For some reason, this was such a strong realization to me that I felt I needed to record it. Yesterday morning I woke up feeling very panicked because I have so much to do this week preparing for the upcoming weeks. I had a busy day but decided to cancel all those ‘extra’ things that were on my schedule and just deal with the ‘bare bones’ of the day. I felt a little bit better having just added about 4-5 hours to my day right there.
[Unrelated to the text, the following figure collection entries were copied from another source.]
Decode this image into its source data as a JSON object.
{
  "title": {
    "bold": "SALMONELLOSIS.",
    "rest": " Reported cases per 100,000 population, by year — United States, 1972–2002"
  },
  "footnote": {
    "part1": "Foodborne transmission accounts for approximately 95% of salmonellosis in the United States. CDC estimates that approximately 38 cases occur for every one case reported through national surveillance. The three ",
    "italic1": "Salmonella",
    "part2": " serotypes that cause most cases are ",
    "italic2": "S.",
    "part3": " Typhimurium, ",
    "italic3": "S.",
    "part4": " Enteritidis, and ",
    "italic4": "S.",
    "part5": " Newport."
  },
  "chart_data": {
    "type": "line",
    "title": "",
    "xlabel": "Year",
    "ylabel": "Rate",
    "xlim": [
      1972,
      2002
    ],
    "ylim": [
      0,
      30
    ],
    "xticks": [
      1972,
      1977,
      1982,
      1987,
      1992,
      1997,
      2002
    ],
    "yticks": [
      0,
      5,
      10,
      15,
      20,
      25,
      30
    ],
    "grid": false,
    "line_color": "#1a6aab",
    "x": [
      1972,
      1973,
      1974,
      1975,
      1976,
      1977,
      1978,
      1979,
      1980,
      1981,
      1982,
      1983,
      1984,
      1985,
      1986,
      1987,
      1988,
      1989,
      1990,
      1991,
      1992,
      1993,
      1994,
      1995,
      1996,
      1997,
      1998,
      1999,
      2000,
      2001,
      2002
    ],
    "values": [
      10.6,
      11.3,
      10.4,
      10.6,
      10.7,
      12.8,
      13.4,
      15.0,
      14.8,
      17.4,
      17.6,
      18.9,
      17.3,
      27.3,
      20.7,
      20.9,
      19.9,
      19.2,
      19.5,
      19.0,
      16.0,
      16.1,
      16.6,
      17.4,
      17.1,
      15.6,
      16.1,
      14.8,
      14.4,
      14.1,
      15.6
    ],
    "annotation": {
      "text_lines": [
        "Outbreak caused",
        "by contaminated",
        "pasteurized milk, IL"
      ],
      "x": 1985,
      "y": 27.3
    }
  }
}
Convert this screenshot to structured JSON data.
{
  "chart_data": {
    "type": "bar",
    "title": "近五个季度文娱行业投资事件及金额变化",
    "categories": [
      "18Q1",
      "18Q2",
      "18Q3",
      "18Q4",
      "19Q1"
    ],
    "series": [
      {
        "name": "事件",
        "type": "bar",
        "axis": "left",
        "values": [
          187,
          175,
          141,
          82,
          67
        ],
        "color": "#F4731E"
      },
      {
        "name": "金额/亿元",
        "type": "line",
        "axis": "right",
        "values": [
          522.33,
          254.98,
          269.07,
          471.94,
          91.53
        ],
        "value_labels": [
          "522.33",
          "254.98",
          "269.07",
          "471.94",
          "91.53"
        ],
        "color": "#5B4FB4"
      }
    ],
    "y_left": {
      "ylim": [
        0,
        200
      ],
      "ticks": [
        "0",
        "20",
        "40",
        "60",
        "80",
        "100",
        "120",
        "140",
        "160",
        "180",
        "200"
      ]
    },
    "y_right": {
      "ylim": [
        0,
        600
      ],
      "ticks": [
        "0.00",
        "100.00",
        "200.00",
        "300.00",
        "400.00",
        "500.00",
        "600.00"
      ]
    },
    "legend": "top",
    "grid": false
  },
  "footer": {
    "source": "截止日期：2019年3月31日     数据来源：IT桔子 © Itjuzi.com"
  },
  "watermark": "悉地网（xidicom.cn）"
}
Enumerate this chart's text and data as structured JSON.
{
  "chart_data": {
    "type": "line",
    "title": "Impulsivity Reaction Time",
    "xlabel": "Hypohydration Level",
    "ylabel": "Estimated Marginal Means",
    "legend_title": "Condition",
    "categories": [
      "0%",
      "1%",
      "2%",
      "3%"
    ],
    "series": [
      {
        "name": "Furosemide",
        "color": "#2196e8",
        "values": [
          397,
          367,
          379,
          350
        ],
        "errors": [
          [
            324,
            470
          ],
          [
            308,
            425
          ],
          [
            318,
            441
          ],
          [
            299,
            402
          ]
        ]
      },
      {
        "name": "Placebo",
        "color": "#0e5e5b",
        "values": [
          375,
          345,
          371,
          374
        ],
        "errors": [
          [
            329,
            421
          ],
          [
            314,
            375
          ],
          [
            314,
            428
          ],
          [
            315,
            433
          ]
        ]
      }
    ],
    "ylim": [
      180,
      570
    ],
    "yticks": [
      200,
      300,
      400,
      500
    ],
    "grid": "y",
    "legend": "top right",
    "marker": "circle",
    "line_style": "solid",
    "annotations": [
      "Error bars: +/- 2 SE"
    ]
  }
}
Later in the morning I decided to take the kids to the library to get that checked off my ‘to-do’ list. We were about half way there when something on our van literally snapped and all I could hear was a dragging/rubbing/grinding sound. I pulled over, checked under the van for anything dragging on the ground, and didn’t see anything. I got back in and turned around, going directly to a mechanic around the corner from our house. He immediately lifted the car up in the garage and said the ball bearing had snapped and the front brake was gone. Whoa! He couldn’t stop telling me how dangerous that was. Maybe he was in earnest or maybe he just wanted me to have him fix my car, but regardless I suddenly realized I could have been somewhere else that morning, not close to a mechanic, stranded on the side of the freeway with all four kids in tow. I was extremely grateful for that feeling I had first thing in the morning that I needed to be home. Instead of the big nuisance that car problem might have been and the feelings of frustration for things not going the way you need them, I was just GRATEFUL – my word for the year.
I wonder how many times I get frustrated because the Lord was protecting me from something else but at that moment what was happening wasn’t according to MY plan. So, today I am mindful and so grateful!